Max McGee, Nuneaton Socialist Party

Few politicians today factor in the cost of running a car or motorbike. MPs can have their transport paid for by us – in taxis or on public transport – on top of their over-£90k salaries. Is it then any wonder that the state of the roads in Britain today is crumbling? 14 years of Tory government austerity and Labour councils’ complacency has led to 2 million potholes needing fixing – up 43% from last year. And the National Highways Agency has scrapped 69 roadwork projects planned for the 2020-25 period.

The AA dealt with over 630,000 pothole-related accidents in 2023, the highest in over five years. Even the Department of Transport admitted that 451 people were seriously injured or killed in accidents involving potholes between 2018-22. There is already a nine-year backlog in road repairs across the UK. When our roads become risks, working-class people are the ones who pay through expensive repairs, injuries and income lost waiting on the side of the road.

This is just another example of the failure of austerity, and the capitalist system that demands it, to provide a smooth road to stability in life. While those at the top get richer and richer, we get broken public services and crumbling infrastructure. Capitalists will try to make the most profit in the shortest time possible, even if means self-sabotage in the long term.

In 2015, just five years after austerity began, potholes alone were causing £70,000 of damage to emergency service vehicles, including fire trucks and ambulances completely scrapped due to costly suspension and spring repairs, and collisions sustained due to evasive action taken around large cracks and potholes in the road, some as long as one metre!

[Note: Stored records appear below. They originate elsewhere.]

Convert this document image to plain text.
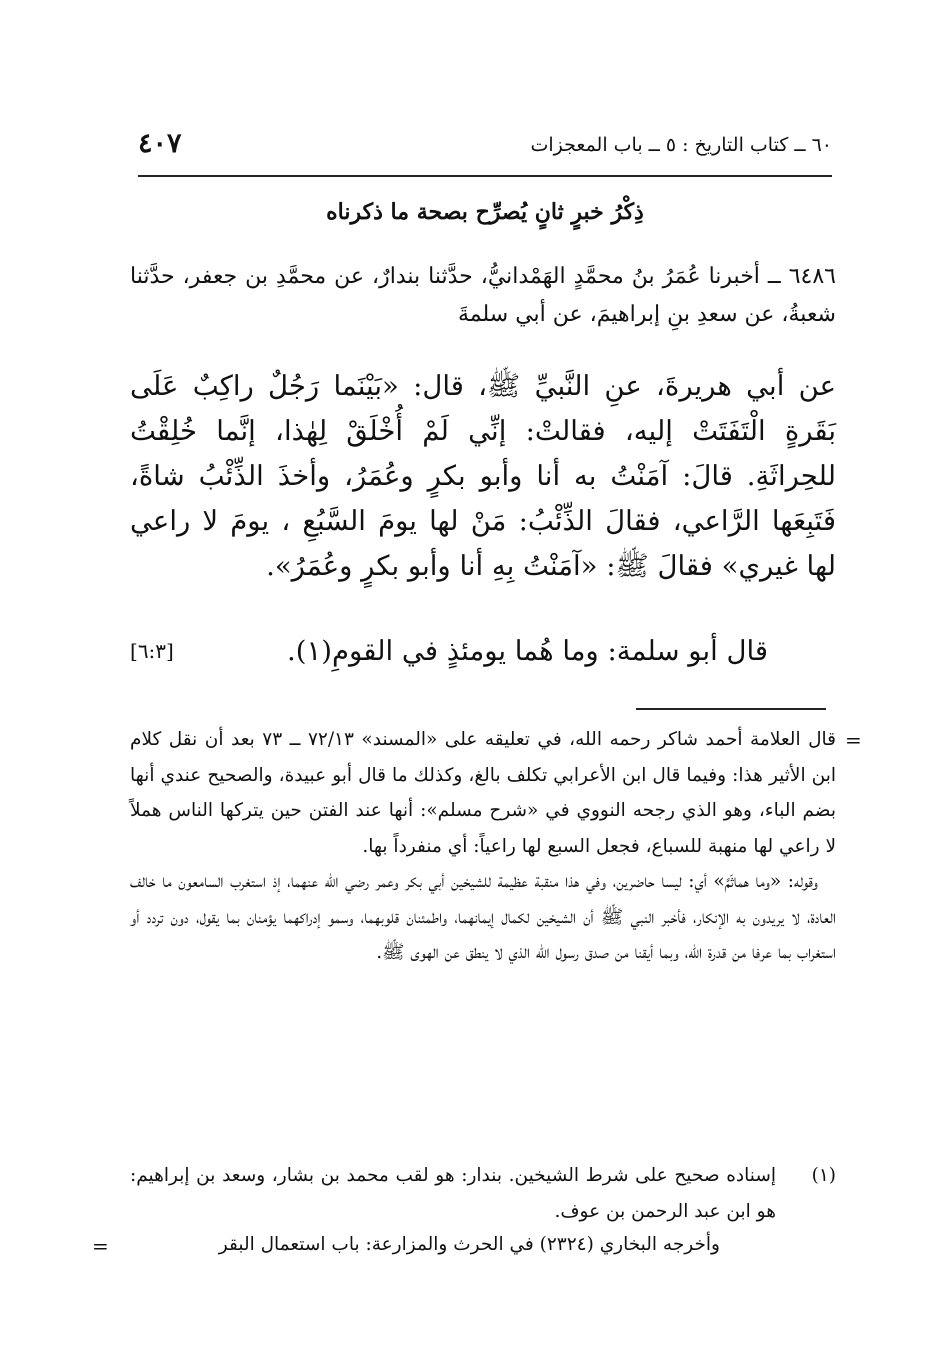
٦٠ ــ كتاب التاريخ : ٥ ــ باب المعجزات
٤٠٧
ذِكْرُ خبرٍ ثانٍ يُصرِّح بصحة ما ذكرناه
٦٤٨٦ ــ أخبرنا عُمَرُ بنُ محمَّدٍ الهَمْدانيُّ، حدَّثنا بندارٌ، عن محمَّدِ بن جعفر، حدَّثنا شعبةُ، عن سعدِ بنِ إبراهيمَ، عن أبي سلمةَ
عن أبي هريرةَ، عنِ النَّبيِّ ﷺ، قال: «بَيْنَما رَجُلٌ راكِبٌ عَلَى بَقَرةٍ الْتَفَتَتْ إليه، فقالتْ: إنِّي لَمْ أُخْلَقْ لِهٰذا، إنَّما خُلِقْتُ للحِراثَةِ. قالَ: آمَنْتُ به أنا وأبو بكرٍ وعُمَرُ، وأخذَ الذِّئْبُ شاةً، فَتَبِعَها الرَّاعي، فقالَ الذِّئْبُ: مَنْ لها يومَ السَّبُعِ ، يومَ لا راعي لها غيري» فقالَ ﷺ: «آمَنْتُ بِهِ أنا وأبو بكرٍ وعُمَرُ».
قال أبو سلمة: وما هُما يومئذٍ في القومِ(١).
[٦:٣]
=
قال العلامة أحمد شاكر رحمه الله، في تعليقه على «المسند» ٧٢/١٣ ــ ٧٣ بعد أن نقل كلام ابن الأثير هذا: وفيما قال ابن الأعرابي تكلف بالغ، وكذلك ما قال أبو عبيدة، والصحيح عندي أنها بضم الباء، وهو الذي رجحه النووي في «شرح مسلم»: أنها عند الفتن حين يتركها الناس هملاً لا راعي لها منهبة للسباع، فجعل السبع لها راعياً: أي منفرداً بها.
وقوله: «وما هماثَمَّ» أي: ليسا حاضرين، وفي هذا منقبة عظيمة للشيخين أبي بكر وعمر رضي الله عنهما، إذ استغرب السامعون ما خالف العادة، لا يريدون به الإنكار، فأخبر النبي ﷺ أن الشيخين لكمال إيمانهما، واطمئنان قلوبهما، وسمو إدراكهما يؤمنان بما يقول، دون تردد أو استغراب بما عرفا من قدرة الله، وبما أيقنا من صدق رسول الله الذي لا ينطق عن الهوى ﷺ.
(١)
إسناده صحيح على شرط الشيخين. بندار: هو لقب محمد بن بشار، وسعد بن إبراهيم: هو ابن عبد الرحمن بن عوف.
وأخرجه البخاري (٢٣٢٤) في الحرث والمزارعة: باب استعمال البقر
=
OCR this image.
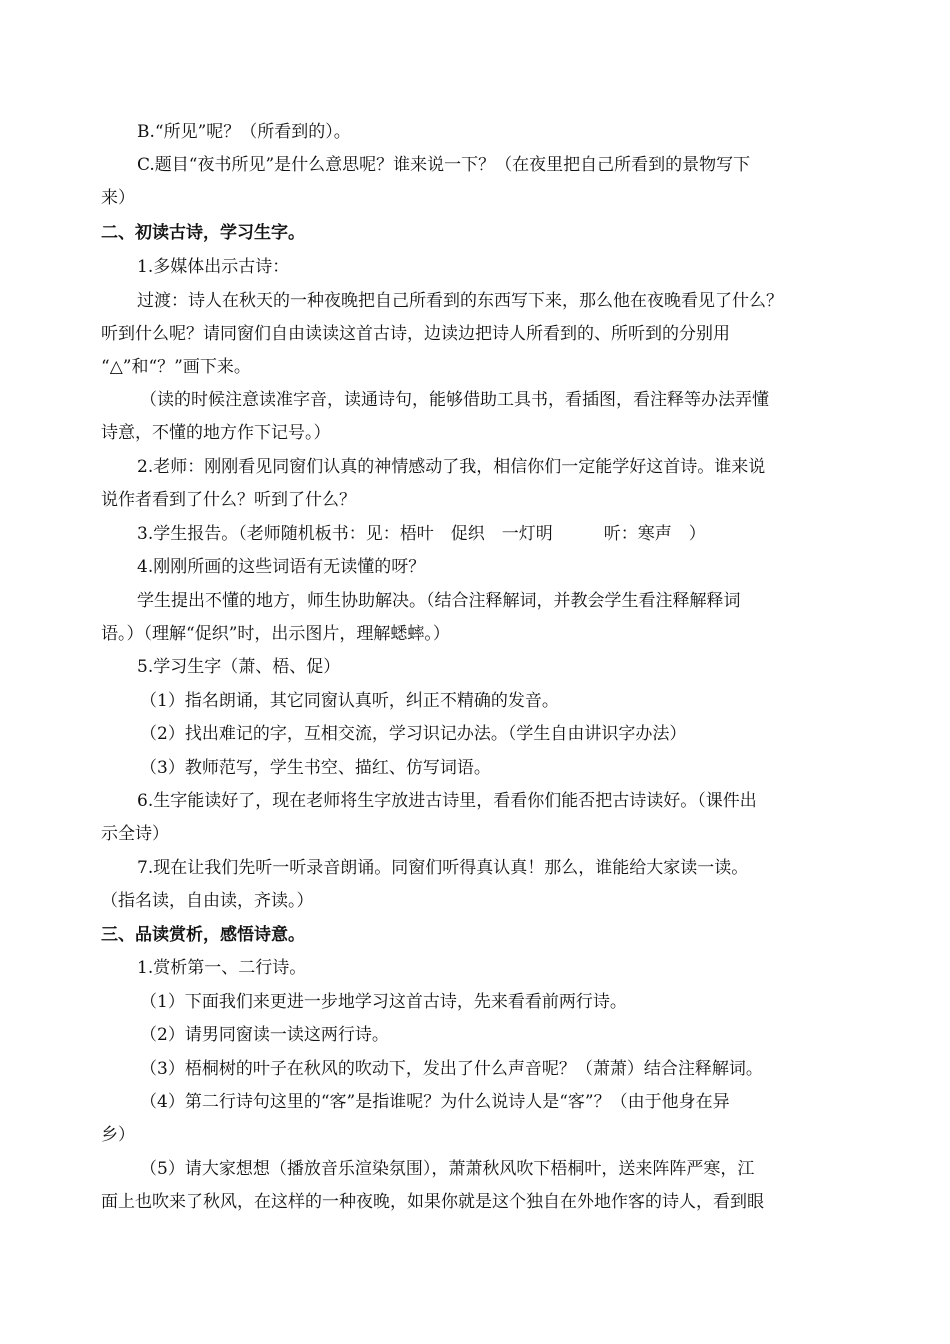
B.“所见”呢？（所看到的）。
C.题目“夜书所见”是什么意思呢？谁来说一下？（在夜里把自己所看到的景物写下
来）
二、初读古诗，学习生字。
1.多媒体出示古诗：
过渡：诗人在秋天的一种夜晚把自己所看到的东西写下来，那么他在夜晚看见了什么？
听到什么呢？请同窗们自由读读这首古诗，边读边把诗人所看到的、所听到的分别用
“△”和“？”画下来。
（读的时候注意读准字音，读通诗句，能够借助工具书，看插图，看注释等办法弄懂
诗意，不懂的地方作下记号。）
2.老师：刚刚看见同窗们认真的神情感动了我，相信你们一定能学好这首诗。谁来说
说作者看到了什么？听到了什么？
3.学生报告。（老师随机板书：见：梧叶　促织　一灯明　　　听：寒声　）
4.刚刚所画的这些词语有无读懂的呀？
学生提出不懂的地方，师生协助解决。（结合注释解词，并教会学生看注释解释词
语。）（理解“促织”时，出示图片，理解蟋蟀。）
5.学习生字（萧、梧、促）
（1）指名朗诵，其它同窗认真听，纠正不精确的发音。
（2）找出难记的字，互相交流，学习识记办法。（学生自由讲识字办法）
（3）教师范写，学生书空、描红、仿写词语。
6.生字能读好了，现在老师将生字放进古诗里，看看你们能否把古诗读好。（课件出
示全诗）
7.现在让我们先听一听录音朗诵。同窗们听得真认真！那么，谁能给大家读一读。
（指名读，自由读，齐读。）
三、品读赏析，感悟诗意。
1.赏析第一、二行诗。
（1）下面我们来更进一步地学习这首古诗，先来看看前两行诗。
（2）请男同窗读一读这两行诗。
（3）梧桐树的叶子在秋风的吹动下，发出了什么声音呢？（萧萧）结合注释解词。
（4）第二行诗句这里的“客”是指谁呢？为什么说诗人是“客”？（由于他身在异
乡）
（5）请大家想想（播放音乐渲染氛围），萧萧秋风吹下梧桐叶，送来阵阵严寒，江
面上也吹来了秋风，在这样的一种夜晚，如果你就是这个独自在外地作客的诗人，看到眼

It would cost £16.3 billion to solve the UK’s pothole crisis, according to the Asphalt Industry Alliance. Road maintenance is still a minimum legal duty of local councils, so even councils like Birmingham which have declared they won’t provide services they aren’t legally mandated to, would still have to pay for repairs. But council budgets for highway maintenance have only gone up an average of 2.3% this year – with inflation, a real-terms cut.

We say no to more council tax rises on working-class people and to kick profiteers out – bring road maintenance back under public control. We call on councillors to demand the funding we need from central government, not pass on Tory cuts, to fully fund all local services including public transport and maintenance.